In his deposition, Larry Pinson testified as follows: "Q: Do you feel like they [CSC] set — they hurt you because their conduct was negligent or do you feel like they hurt you because they set out intentionally and maliciously to do so? A: I can't answer that. Q: You don't know? A: I really don't know. Q: Okay. Have you seen any indications to think that the conduct that you're complaining of, of my client, was anything beyond negligent and was malicious or intentional? A: I've seen information that we agreed to that would be taken care of and be removed actually come back and report again. Q: And you're not sure if that was a mistake or intentional? A: Exactly. Q: Could have been a mistake, you'll spot that, it might have been? A: Might have been. I have no way of really knowing." "Q: Did you file a dispute or complaint with any of the credit reporting agencies regarding the information with your Litton loans? A: I recall that I did, and the reason I didn't — I don't recall that I really did because after 2003, I don't recall lodging any disputes with anyone. And my dispute was with Litton, not the credit bureau, in reference to what was being reported." [Docket No. 191-1 at 32-33, 77].
In her deposition, Lenelle Pinson testified as follows: "Q: Can you say whether my client's conduct [CSC's] was malicious or willful or whether it was just negligent? A: I don't know. Q: And do you not know because you don't know what was in their minds and intentions? A: Exactly." [Docket No. 191-2 at 4].
FCRA preempts certain state law claims absent malice or willful intent. Pursuant to 15 U.S.C. § 1681h(e), no consumer may bring an action "in the nature of defamation, invasion of privacy, or negligence with respect to the reporting of information against any consumer reporting agency" based on information which that agency is required to disclose in accordance with the FCRA "except as to false information furnished with malice or willful intent to injure such consumer." 15 U.S.C. § 1681h(e). Because the Pinsons have not established a genuine issue of material fact with respect to their allegation of Equifax's malice or willful intent, the Pinsons' state law claims of libel and false light invasion of privacy are preempted.
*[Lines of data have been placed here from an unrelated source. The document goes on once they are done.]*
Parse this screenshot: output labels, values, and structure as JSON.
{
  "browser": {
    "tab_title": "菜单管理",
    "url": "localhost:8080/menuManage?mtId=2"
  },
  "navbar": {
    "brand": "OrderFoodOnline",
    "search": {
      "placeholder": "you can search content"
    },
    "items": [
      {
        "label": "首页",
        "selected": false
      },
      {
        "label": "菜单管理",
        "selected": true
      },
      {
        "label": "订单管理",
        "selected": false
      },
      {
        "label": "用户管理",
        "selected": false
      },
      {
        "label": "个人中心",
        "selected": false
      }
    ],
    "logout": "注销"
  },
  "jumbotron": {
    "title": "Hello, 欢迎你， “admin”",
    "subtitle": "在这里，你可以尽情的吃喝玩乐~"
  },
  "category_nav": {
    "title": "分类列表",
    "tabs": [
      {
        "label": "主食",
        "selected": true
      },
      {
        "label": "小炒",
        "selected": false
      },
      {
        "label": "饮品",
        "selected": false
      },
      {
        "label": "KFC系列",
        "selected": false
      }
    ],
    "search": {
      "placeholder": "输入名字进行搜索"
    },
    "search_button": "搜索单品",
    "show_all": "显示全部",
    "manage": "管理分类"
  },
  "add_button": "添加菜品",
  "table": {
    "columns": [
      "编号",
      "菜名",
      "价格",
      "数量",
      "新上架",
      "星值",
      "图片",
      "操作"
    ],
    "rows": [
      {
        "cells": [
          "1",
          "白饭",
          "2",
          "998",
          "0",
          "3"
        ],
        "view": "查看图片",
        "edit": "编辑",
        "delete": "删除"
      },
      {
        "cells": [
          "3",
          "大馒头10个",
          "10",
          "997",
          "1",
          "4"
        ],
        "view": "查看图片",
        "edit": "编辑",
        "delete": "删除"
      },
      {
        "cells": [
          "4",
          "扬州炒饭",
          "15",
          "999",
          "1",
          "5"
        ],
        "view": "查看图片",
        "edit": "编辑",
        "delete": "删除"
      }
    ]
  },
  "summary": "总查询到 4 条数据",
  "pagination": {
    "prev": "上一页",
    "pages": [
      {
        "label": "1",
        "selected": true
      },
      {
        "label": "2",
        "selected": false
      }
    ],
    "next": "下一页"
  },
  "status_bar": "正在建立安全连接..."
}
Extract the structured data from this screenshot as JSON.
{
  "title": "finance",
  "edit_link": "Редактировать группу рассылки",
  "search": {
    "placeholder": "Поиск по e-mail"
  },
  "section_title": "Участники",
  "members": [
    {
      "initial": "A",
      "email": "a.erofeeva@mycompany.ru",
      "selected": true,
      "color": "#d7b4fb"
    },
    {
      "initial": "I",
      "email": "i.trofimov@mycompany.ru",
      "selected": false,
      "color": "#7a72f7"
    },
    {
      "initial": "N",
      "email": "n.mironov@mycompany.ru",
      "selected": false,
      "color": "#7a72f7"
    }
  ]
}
The Pinsons' only remaining state claim is a punitive damage claim under Oklahoma law. [Docket No. 77 at 11]. The Pinsons have produced nothing to raise a genuine issue of material fact supportive of their claim for punitive damages. Furthermore, the Pinsons' state law claim for punitive damages is not an independent cause of action, but depends upon the existence of a separate claim. Smith v. Warehouse Market, Inc., 1978 OK 125, ¶ 10, 586 P.2d 724, 726 (Okla. 1978) ("[I]n this state a claim for punitive damages cannot be a separate and independent cause of action, but is only incidental or collateral to the claim for actual damages. . . .").
WHEREFORE, Defendant Equifax Information Services LLC's Renewed and Amended Motion for Summary Judgment [Document No. 290] is granted.